We help IT Professionals succeed at work.

nagiosxi strange issue

sword12
sword12 asked
on
Hi Experts

we have in our environment NAgios-XI  the commercial version of Nagios

and i am monitoring file systems under red-hat box  and everything was ok no issues

yesterday i extend the filesystem from 1.3 TB to 2.9 TB and after one day i start to get critical massage from Nagios-XI


[root@nagios ~]# /usr/local/nagios/libexec/check_nrpe -H 192.168.42.11 -t 30 -c check_disk -a '-w 50% -c 80% -p /oracle/RAN/oraarch'
DISK CRITICAL - free space: /oracle/RAN/oraarch 2291546 MB (77.93% inode=100%);| /oracle/RAN/oraarch=648895MB;1471509;588603;0;2943018


but this is not true the file system status like this


/dev/mapper/oraarch-oraarch                         2.9T  632G  2.2T  22% /oracle/RAN/oraarch



so only 22% used from this file system

i am monitoring another file systems on the same box and the everything ok just this file system so it cannot be agent issue on the red hat box


any idea here



thanks
Sword
Comment
Watch Question

Hi, 


Either reload the nagios agent on the box you resized the volume for or if possible reboot the box at the earliest convenience. 


Cheers

Author

Commented:
thank you for update

this is a critical system we will not be able to reboot it at least for 2 weeks

can you help me and give me the command which reboot nagios agent service

https://assets.nagios.com/downloads/nagiosxi/docs/Restarting-Linux-Services-With-NRPE.pdf


i dont find the right command here

do you think if i reboot nagios server this will help ?


or just the agent service on the Linux box

i need the command please

Hi, 


It's the linux agent that is reporting back faulty information so my guess is that rebooting the Nagios server won't help in this case.


if you logon to the linux box lookup the nrpe process:


# ps -ef | grep -i nrpe


You should get similar output like:

     UID   PID  PPID  C    STIME TTY      TIME CMD
  nagios 10813514        1   0   Apr 26      -  7:38 /usr/local/nagios/nrpe -c /usr/local/nagios/nrpe.cfg -d


 Where in this example you would kill PID number 10813514,restart the NRPE client and show info about the newly started process:


# kill -9 10813514;/usr/local/nagios/nrpe -c /usr/local/nagios/nrpe.cfg -d;ps -ef | grep -i nrpe


As output you should get the newly started process info of NRPE.

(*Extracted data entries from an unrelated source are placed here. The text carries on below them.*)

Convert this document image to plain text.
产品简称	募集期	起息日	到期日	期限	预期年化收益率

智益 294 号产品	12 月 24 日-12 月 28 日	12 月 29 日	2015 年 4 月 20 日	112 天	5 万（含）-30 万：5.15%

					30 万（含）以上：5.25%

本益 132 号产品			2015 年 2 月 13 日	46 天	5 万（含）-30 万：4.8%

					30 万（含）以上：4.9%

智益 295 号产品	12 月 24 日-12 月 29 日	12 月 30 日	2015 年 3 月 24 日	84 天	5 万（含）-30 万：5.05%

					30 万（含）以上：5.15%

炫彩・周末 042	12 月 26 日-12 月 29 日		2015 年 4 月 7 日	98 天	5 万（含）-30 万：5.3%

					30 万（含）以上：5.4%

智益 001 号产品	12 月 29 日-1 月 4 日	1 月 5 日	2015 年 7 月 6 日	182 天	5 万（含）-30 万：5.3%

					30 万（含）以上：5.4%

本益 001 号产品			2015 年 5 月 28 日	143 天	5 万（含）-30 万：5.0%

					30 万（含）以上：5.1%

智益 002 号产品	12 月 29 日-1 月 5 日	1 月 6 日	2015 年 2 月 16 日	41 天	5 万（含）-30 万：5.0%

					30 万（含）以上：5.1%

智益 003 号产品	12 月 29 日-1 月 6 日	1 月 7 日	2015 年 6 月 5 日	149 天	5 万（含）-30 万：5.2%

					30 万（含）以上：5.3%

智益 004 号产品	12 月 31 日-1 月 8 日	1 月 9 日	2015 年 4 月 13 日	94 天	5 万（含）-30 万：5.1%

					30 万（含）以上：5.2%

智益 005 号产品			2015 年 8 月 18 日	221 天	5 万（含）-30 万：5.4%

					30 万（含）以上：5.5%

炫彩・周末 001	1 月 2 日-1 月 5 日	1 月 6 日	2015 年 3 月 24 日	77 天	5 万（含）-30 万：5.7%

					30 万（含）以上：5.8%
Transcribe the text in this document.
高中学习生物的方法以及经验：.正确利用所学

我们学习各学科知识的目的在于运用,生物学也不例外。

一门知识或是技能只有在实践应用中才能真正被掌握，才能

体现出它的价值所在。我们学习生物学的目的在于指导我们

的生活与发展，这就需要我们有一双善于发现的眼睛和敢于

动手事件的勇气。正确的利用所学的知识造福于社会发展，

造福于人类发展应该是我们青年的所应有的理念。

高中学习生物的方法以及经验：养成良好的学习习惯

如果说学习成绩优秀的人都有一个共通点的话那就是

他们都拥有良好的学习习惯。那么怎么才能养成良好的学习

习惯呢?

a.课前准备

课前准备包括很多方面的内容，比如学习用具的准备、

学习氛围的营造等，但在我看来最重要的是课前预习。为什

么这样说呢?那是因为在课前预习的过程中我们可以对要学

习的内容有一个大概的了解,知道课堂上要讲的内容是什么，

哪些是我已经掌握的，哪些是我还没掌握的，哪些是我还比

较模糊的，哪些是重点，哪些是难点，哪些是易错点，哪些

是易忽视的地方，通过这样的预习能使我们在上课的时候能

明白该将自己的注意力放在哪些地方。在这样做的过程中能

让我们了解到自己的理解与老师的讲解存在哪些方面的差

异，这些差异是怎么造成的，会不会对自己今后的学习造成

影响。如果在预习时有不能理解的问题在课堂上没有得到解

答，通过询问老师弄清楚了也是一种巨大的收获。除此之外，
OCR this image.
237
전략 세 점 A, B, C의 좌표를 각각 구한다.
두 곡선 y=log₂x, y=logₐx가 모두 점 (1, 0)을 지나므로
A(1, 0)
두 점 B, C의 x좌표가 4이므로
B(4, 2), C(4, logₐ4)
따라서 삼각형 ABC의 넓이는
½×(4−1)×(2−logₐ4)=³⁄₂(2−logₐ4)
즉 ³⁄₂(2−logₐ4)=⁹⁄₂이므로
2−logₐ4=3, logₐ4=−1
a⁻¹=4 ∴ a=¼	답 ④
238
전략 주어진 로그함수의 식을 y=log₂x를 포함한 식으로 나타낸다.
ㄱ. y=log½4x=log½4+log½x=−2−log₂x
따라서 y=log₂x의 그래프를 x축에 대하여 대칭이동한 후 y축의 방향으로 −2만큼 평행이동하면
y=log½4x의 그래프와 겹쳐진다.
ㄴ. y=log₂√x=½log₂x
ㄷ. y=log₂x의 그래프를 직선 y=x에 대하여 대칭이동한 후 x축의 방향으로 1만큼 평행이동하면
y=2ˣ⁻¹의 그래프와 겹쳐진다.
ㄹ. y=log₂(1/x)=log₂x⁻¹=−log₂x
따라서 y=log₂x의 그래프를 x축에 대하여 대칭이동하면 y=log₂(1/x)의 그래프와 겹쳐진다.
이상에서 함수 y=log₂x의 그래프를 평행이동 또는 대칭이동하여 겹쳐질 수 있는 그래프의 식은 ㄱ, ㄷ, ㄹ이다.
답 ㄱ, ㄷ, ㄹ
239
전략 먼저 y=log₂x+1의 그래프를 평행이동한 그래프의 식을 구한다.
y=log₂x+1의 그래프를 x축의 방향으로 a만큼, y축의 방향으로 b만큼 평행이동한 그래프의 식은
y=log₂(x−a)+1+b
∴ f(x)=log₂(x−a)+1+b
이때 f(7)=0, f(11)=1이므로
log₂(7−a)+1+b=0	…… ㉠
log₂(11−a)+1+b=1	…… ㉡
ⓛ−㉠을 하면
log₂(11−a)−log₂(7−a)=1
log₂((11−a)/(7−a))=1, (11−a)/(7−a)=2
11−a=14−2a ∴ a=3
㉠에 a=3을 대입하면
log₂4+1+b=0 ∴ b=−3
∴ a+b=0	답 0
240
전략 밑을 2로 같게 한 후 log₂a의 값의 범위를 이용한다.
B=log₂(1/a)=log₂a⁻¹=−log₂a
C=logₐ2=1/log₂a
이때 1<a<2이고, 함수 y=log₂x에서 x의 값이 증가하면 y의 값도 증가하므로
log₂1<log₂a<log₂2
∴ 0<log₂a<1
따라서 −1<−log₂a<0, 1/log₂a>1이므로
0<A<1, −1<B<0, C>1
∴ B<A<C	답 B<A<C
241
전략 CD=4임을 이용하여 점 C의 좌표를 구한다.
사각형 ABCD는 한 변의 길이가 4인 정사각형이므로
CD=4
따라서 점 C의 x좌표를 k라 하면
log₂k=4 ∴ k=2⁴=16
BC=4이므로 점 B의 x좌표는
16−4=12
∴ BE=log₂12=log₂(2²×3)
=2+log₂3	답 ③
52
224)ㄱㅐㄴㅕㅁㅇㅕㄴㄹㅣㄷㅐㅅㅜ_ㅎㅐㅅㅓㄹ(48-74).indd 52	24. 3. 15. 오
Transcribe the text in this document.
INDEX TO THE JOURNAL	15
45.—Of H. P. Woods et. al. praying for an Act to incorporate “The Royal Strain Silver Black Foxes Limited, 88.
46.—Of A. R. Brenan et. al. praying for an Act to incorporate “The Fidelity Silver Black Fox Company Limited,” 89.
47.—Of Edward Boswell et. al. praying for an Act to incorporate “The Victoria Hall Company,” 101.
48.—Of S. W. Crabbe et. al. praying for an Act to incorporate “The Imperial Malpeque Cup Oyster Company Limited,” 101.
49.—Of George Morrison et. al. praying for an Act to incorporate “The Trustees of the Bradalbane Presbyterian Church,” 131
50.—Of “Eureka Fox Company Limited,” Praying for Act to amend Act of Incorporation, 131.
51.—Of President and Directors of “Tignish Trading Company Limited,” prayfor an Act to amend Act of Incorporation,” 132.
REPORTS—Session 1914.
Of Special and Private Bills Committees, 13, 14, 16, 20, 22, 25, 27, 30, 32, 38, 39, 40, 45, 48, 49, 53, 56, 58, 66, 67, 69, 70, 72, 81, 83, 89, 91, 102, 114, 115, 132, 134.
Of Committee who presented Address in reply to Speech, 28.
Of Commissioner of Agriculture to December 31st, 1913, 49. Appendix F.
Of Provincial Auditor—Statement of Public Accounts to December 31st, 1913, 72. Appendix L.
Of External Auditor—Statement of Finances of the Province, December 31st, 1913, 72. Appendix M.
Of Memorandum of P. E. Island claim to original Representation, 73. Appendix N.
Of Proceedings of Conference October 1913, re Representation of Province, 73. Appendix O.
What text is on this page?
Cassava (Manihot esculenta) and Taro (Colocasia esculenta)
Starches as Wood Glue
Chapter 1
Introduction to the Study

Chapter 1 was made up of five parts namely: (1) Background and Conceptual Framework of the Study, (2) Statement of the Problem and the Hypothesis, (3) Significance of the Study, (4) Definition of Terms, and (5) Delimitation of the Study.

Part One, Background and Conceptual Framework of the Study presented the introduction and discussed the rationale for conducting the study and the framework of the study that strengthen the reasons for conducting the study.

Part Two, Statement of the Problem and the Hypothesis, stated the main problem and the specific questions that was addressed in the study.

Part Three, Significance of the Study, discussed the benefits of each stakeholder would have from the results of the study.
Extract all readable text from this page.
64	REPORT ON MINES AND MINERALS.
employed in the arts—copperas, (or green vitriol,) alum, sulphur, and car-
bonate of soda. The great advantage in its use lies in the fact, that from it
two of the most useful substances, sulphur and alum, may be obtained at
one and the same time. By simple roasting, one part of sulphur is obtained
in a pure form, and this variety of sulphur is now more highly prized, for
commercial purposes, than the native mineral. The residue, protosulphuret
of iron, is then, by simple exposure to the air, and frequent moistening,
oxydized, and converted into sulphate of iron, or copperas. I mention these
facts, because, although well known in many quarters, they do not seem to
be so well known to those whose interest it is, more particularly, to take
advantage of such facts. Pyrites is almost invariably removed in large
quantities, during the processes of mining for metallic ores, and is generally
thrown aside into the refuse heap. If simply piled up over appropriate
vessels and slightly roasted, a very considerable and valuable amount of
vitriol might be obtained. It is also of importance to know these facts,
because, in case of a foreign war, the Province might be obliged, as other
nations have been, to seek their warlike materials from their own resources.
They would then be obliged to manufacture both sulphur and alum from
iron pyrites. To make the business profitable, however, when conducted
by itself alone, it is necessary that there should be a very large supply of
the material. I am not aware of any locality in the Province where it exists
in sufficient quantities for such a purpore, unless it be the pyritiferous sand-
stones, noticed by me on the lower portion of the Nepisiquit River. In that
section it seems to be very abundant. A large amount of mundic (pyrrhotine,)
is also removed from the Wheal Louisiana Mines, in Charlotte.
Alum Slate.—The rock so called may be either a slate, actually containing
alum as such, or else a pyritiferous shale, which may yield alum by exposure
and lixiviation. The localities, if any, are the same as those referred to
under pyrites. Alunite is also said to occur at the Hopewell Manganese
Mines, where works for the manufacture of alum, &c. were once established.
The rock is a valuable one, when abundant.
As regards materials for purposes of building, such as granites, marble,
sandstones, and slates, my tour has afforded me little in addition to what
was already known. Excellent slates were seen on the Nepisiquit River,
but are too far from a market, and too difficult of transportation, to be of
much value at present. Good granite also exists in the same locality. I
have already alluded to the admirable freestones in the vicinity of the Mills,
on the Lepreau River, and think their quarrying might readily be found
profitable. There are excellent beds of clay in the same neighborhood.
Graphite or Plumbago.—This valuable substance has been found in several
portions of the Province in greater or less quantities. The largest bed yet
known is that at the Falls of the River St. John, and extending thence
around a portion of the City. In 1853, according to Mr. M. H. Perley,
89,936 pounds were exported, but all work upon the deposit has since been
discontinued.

Then run the drive check manually to see if the values turn out okay.


Cheers

Author

Commented:
sorry but

i got this

please check the attached file
nagios.jpg

Hi,


Are you sure you're even using NRPE? Try and look for 'nagios' instead and post the output here. 


Cheers

Author

Commented:
Hi

when i configure a new host on nagios-xi i use this doc to installe the agent


https://assets.nagios.com/downloads/nagiosxi/docs/Installing_The_XI_Linux_Agent.pdf

this is a photos about our nagios-xi
0.jpg
1.jpg
2.jpg
3.jpg
4.jpg

Author

Commented:
i found it

[root@svrran nagios]# ps -ef | grep inetd
root      8742     1  0 13:26 ?        00:00:00 /usr/sbin/xinetd -stayalive -pidfile /var/run/xinetd.pid
root     10827  7478  0 13:32 pts/2    00:00:00 grep --color=auto inetd
[root@svrran nagios]#

Hi,


maybe your system uses nrpe as a service:


systemctl status nrpe


Then to restart:


systemctl restart nrpe


and re run the check.


Or if you're dealing with an NFS mount then you can try to remount the nfs share and recheck after that.


Cheers




BTW restarting Inetd might also  interrupt other services you may have running under inetd.

Duncan RoeSoftware Developer

Commented:
After restarting nrpe, what numbers are you seeing?